«La volonté d’un homme, l’adhésion d’un peuple». «Le Cameroun sera prêt… Le jour dit».  Je regardais l’autre jour ces grandes affiches collées sur la passerelle d’acier qui enjambe le carrefour du Palais des Congrès de Yaoundé, lorsqu’un conducteur de moto, voulant dépasser sur la droite, se mit à abreuver d’insultes notre chauffeur de taxi.

Vampire comme ça ! criait le bendskineur. Tu ne vas pas boire mon sang ! (Et encore je vous épargne les injures les plus chatoyantes du grossier personnage à deux roues).

Histoire d’adoucir les mœurs (je présume) le chauffeur de taxi met un peu de musique. A l’arrière de ce véhicule vieillot, vous me verriez coincé  près du baffle qui déverse des torrents acides de chansons made in Trace Africa (Arafat, Fabregas alias E Ya Mado).
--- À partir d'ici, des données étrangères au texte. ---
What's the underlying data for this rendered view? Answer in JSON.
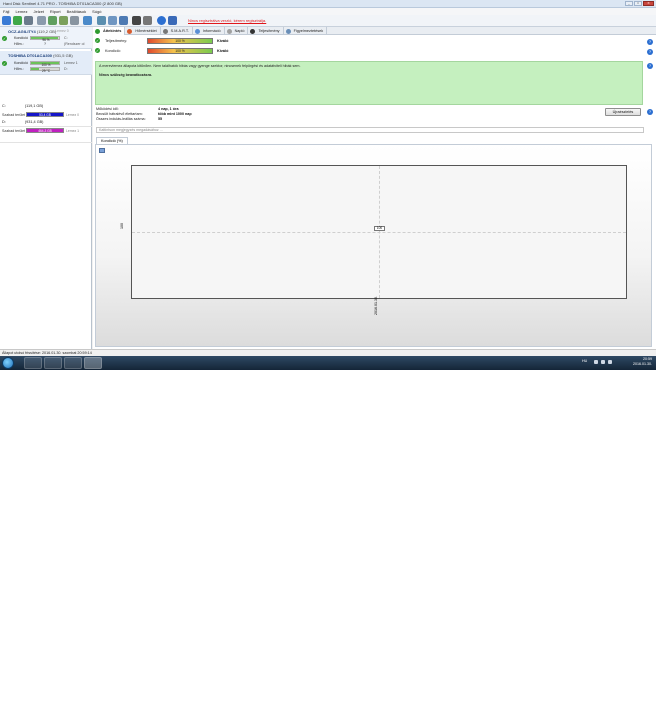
{
  "window": {
    "title": "Hard Disk Sentinel 4.71 PRO - TOSHIBA DT01ACA300 (2 800 GB)",
    "controls": [
      "_",
      "□",
      "✕"
    ]
  },
  "menu": [
    "Fájl",
    "Lemez",
    "Jelzet",
    "Riport",
    "Beállítások",
    "Súgó"
  ],
  "toolbar": {
    "register_warning": "Nincs regisztrálva verzió, kérem regisztrálja."
  },
  "disks": [
    {
      "name": "OCZ-AGILITY4",
      "size": "(119,2 GB)",
      "state": "Lemez 0",
      "condition_label": "Kondíció",
      "condition": "96 %",
      "condition_fill": 96,
      "condition_right": "C:",
      "temp_label": "Hőm.:",
      "temp": "?",
      "temp_right": "(Rendszer ol"
    },
    {
      "name": "TOSHIBA DT01ACA300",
      "size": "(931,5 GB)",
      "state": "",
      "condition_label": "Kondíció",
      "condition": "100 %",
      "condition_fill": 100,
      "condition_right": "Lemez 1",
      "temp_label": "Hőm.:",
      "temp": "29 °C",
      "temp_right": "D:"
    }
  ],
  "volumes": [
    {
      "letter": "C:",
      "size": "(119,1 GB)",
      "free_label": "Szabad terület",
      "free": "53,4 GB",
      "free_pct": 45,
      "disk": "Lemez 0",
      "color": "#1515c8"
    },
    {
      "letter": "D:",
      "size": "(931,4 GB)",
      "free_label": "Szabad terület",
      "free": "464,3 GB",
      "free_pct": 50,
      "disk": "Lemez 1",
      "color": "#c020c0"
    }
  ],
  "tabs": [
    "Áttekintés",
    "Hőmérséklet",
    "S.M.A.R.T.",
    "Információ",
    "Napló",
    "Teljesítmény",
    "Figyelmeztetések"
  ],
  "metrics": [
    {
      "label": "Teljesítmény:",
      "value_pct": "100 %",
      "status": "Kiváló"
    },
    {
      "label": "Kondíció:",
      "value_pct": "100 %",
      "status": "Kiváló"
    }
  ],
  "note": {
    "line1": "A merevlemez állapota kitűnően. Nem találhatók hibás vagy gyenge szektor, nincsenek felpörgési és adatátviteli hibák sem.",
    "line2": "Nincs szükség beavatkozásra."
  },
  "stats": [
    {
      "label": "Működési idő:",
      "value": "4 nap, 1 óra"
    },
    {
      "label": "Becsült hátralévő élettartam:",
      "value": "több mint 1000 nap"
    },
    {
      "label": "Összes indulás-leállás száma:",
      "value": "55"
    }
  ],
  "refresh_button": "Újraészlelés",
  "comment_placeholder": "Kattintson megjegyzés megadásához ...",
  "chart_tab": "Kondíció (%)",
  "chart_data": {
    "type": "line",
    "title": "",
    "x": [
      "2016.01.30."
    ],
    "series": [
      {
        "values": [
          100
        ]
      }
    ],
    "ylabel": "100",
    "xlabel": "2016.01.30.",
    "data_labels": [
      "100"
    ],
    "grid": true
  },
  "status_bar": "Állapot utolsó frissítése: 2016.01.30. szombat 20:59:14",
  "tray": {
    "lang": "HU",
    "time": "20:59",
    "date": "2016.01.30."
  }
}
Je sollicite une audience pressante avec la nuque du chauffeur de taxi, à qui je demande s’il est possible, s’il vous plaît, pour l’amour du ciel tout ça, de baisser le son de la fiesta.
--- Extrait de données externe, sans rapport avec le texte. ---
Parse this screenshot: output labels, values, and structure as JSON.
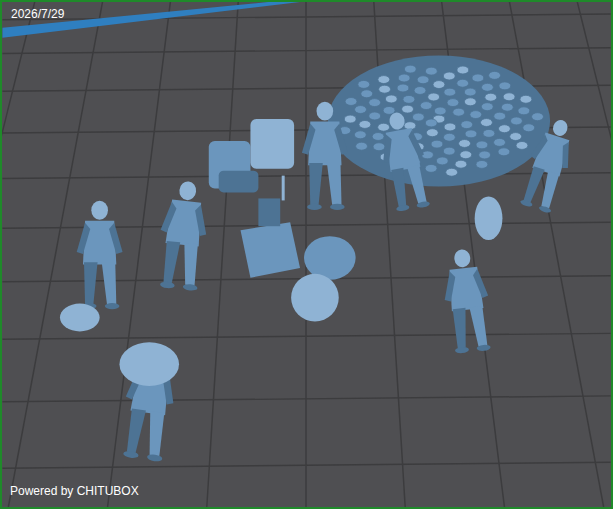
{
  "viewport": {
    "date": "2026/7/29",
    "watermark": "Powered by CHITUBOX"
  }
}
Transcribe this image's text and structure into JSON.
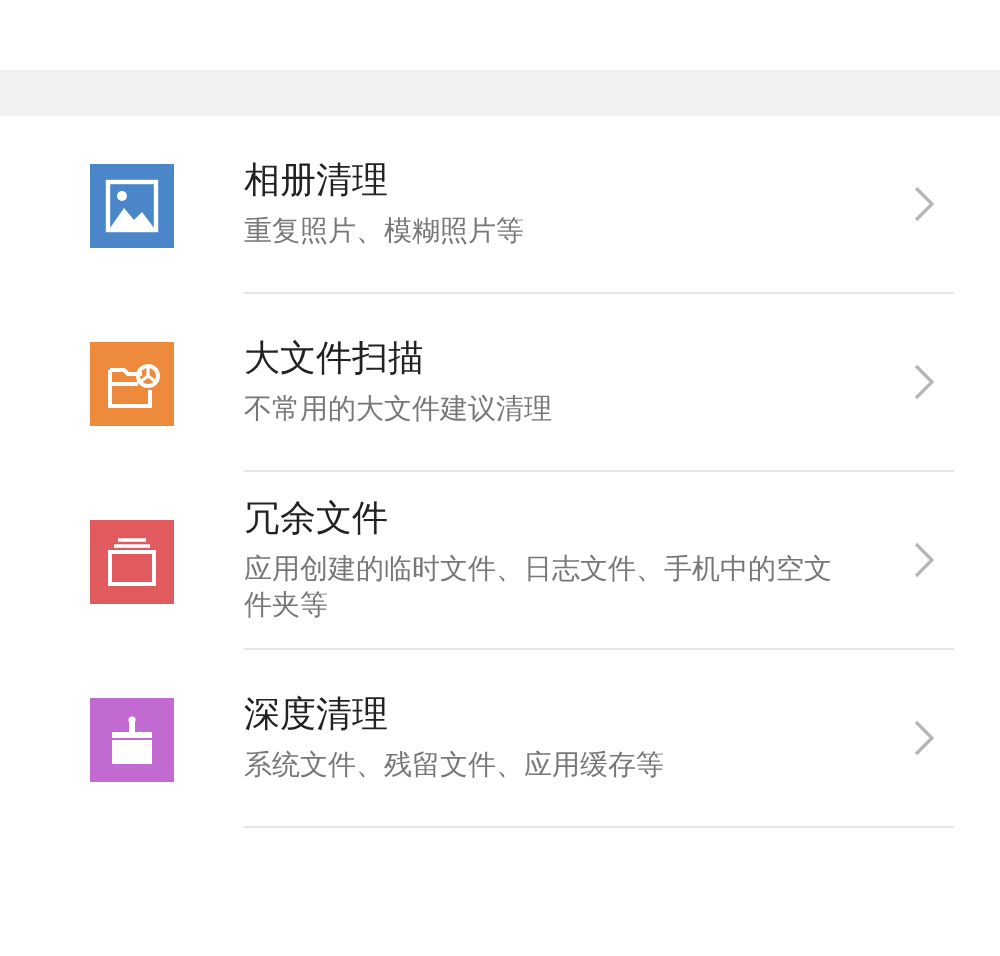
{
  "items": [
    {
      "title": "相册清理",
      "subtitle": "重复照片、模糊照片等",
      "kind": "photo",
      "color": "#4a86c8"
    },
    {
      "title": "大文件扫描",
      "subtitle": "不常用的大文件建议清理",
      "kind": "folder",
      "color": "#ee8a3c"
    },
    {
      "title": "冗余文件",
      "subtitle": "应用创建的临时文件、日志文件、手机中的空文件夹等",
      "kind": "stack",
      "color": "#e05a5e"
    },
    {
      "title": "深度清理",
      "subtitle": "系统文件、残留文件、应用缓存等",
      "kind": "brush",
      "color": "#c06ad2"
    }
  ]
}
Mon ami, rétorque-t-il, ça ne joue pas fort.

Je renvoie : Il fait chaud, nous sommes assis près des baffles. C’est très pénible.
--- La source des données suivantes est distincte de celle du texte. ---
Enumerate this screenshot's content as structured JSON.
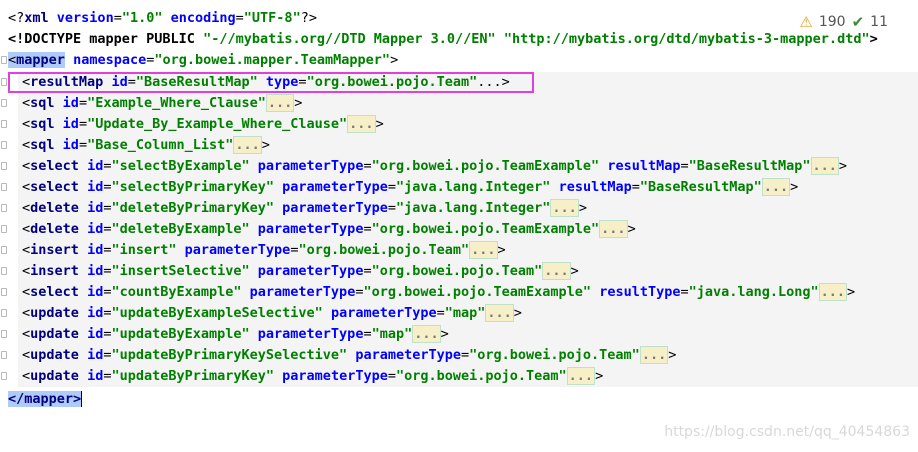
{
  "lines": {
    "xml_decl": {
      "open": "<?",
      "name": "xml",
      "a1": "version",
      "v1": "\"1.0\"",
      "a2": "encoding",
      "v2": "\"UTF-8\"",
      "close": "?>"
    },
    "doctype": {
      "text": "<!DOCTYPE mapper PUBLIC ",
      "v1": "\"-//mybatis.org//DTD Mapper 3.0//EN\"",
      "v2": "\"http://mybatis.org/dtd/mybatis-3-mapper.dtd\"",
      "close": ">"
    },
    "mapper_open": {
      "lt": "<",
      "tag": "mapper",
      "attr": "namespace",
      "val": "\"org.bowei.mapper.TeamMapper\"",
      "gt": ">"
    },
    "items": [
      {
        "tag": "resultMap",
        "attrs": [
          [
            "id",
            "\"BaseResultMap\""
          ],
          [
            "type",
            "\"org.bowei.pojo.Team\""
          ]
        ],
        "fold": "...",
        "plain_fold": true
      },
      {
        "tag": "sql",
        "attrs": [
          [
            "id",
            "\"Example_Where_Clause\""
          ]
        ],
        "fold": "..."
      },
      {
        "tag": "sql",
        "attrs": [
          [
            "id",
            "\"Update_By_Example_Where_Clause\""
          ]
        ],
        "fold": "..."
      },
      {
        "tag": "sql",
        "attrs": [
          [
            "id",
            "\"Base_Column_List\""
          ]
        ],
        "fold": "..."
      },
      {
        "tag": "select",
        "attrs": [
          [
            "id",
            "\"selectByExample\""
          ],
          [
            "parameterType",
            "\"org.bowei.pojo.TeamExample\""
          ],
          [
            "resultMap",
            "\"BaseResultMap\""
          ]
        ],
        "fold": "..."
      },
      {
        "tag": "select",
        "attrs": [
          [
            "id",
            "\"selectByPrimaryKey\""
          ],
          [
            "parameterType",
            "\"java.lang.Integer\""
          ],
          [
            "resultMap",
            "\"BaseResultMap\""
          ]
        ],
        "fold": "..."
      },
      {
        "tag": "delete",
        "attrs": [
          [
            "id",
            "\"deleteByPrimaryKey\""
          ],
          [
            "parameterType",
            "\"java.lang.Integer\""
          ]
        ],
        "fold": "..."
      },
      {
        "tag": "delete",
        "attrs": [
          [
            "id",
            "\"deleteByExample\""
          ],
          [
            "parameterType",
            "\"org.bowei.pojo.TeamExample\""
          ]
        ],
        "fold": "..."
      },
      {
        "tag": "insert",
        "attrs": [
          [
            "id",
            "\"insert\""
          ],
          [
            "parameterType",
            "\"org.bowei.pojo.Team\""
          ]
        ],
        "fold": "..."
      },
      {
        "tag": "insert",
        "attrs": [
          [
            "id",
            "\"insertSelective\""
          ],
          [
            "parameterType",
            "\"org.bowei.pojo.Team\""
          ]
        ],
        "fold": "..."
      },
      {
        "tag": "select",
        "attrs": [
          [
            "id",
            "\"countByExample\""
          ],
          [
            "parameterType",
            "\"org.bowei.pojo.TeamExample\""
          ],
          [
            "resultType",
            "\"java.lang.Long\""
          ]
        ],
        "fold": "..."
      },
      {
        "tag": "update",
        "attrs": [
          [
            "id",
            "\"updateByExampleSelective\""
          ],
          [
            "parameterType",
            "\"map\""
          ]
        ],
        "fold": "..."
      },
      {
        "tag": "update",
        "attrs": [
          [
            "id",
            "\"updateByExample\""
          ],
          [
            "parameterType",
            "\"map\""
          ]
        ],
        "fold": "..."
      },
      {
        "tag": "update",
        "attrs": [
          [
            "id",
            "\"updateByPrimaryKeySelective\""
          ],
          [
            "parameterType",
            "\"org.bowei.pojo.Team\""
          ]
        ],
        "fold": "..."
      },
      {
        "tag": "update",
        "attrs": [
          [
            "id",
            "\"updateByPrimaryKey\""
          ],
          [
            "parameterType",
            "\"org.bowei.pojo.Team\""
          ]
        ],
        "fold": "..."
      }
    ],
    "mapper_close": {
      "text": "</mapper>"
    }
  },
  "status": {
    "warnings": "190",
    "ok": "11",
    "warn_icon": "warning-icon",
    "ok_icon": "check-icon"
  },
  "watermark": "https://blog.csdn.net/qq_40454863",
  "colors": {
    "tag": "#000080",
    "attr": "#0000ff",
    "value": "#008000",
    "highlight_box": "#e040e0"
  }
}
Il répond: Mon frère ! Venez toujours imposer les choses aux gens avec le gros français. Moi-même j’ai fréquenté. J’ai fait ma part de droit à Soa. Pourquoi c’est toi seul que ça dérange ? Si tu veux, pardon, achète ta part de voiture.

Ni une ni deux je suis descendu de ce véhicule bourré d’articles du code civil. Et lorsque le soleil a recommencé à me taper sur le système, un réflexe inexplicable m’a fait penser aux autorités de ce pays. «Le Cameroun sera prêt… Le jour dit».

Ces autorités n’ont-elles pas donné aux taxis vétustes un délai pour se mettre aux normes de propreté dignes d’accueillir la Coupe d’Afrique des Nations de football (CAN) en 2019 ? Le délégué régional du ministère des Transports a même évalué que  90% des taxis de Yaoundé étaient dans un état de délabrement réel.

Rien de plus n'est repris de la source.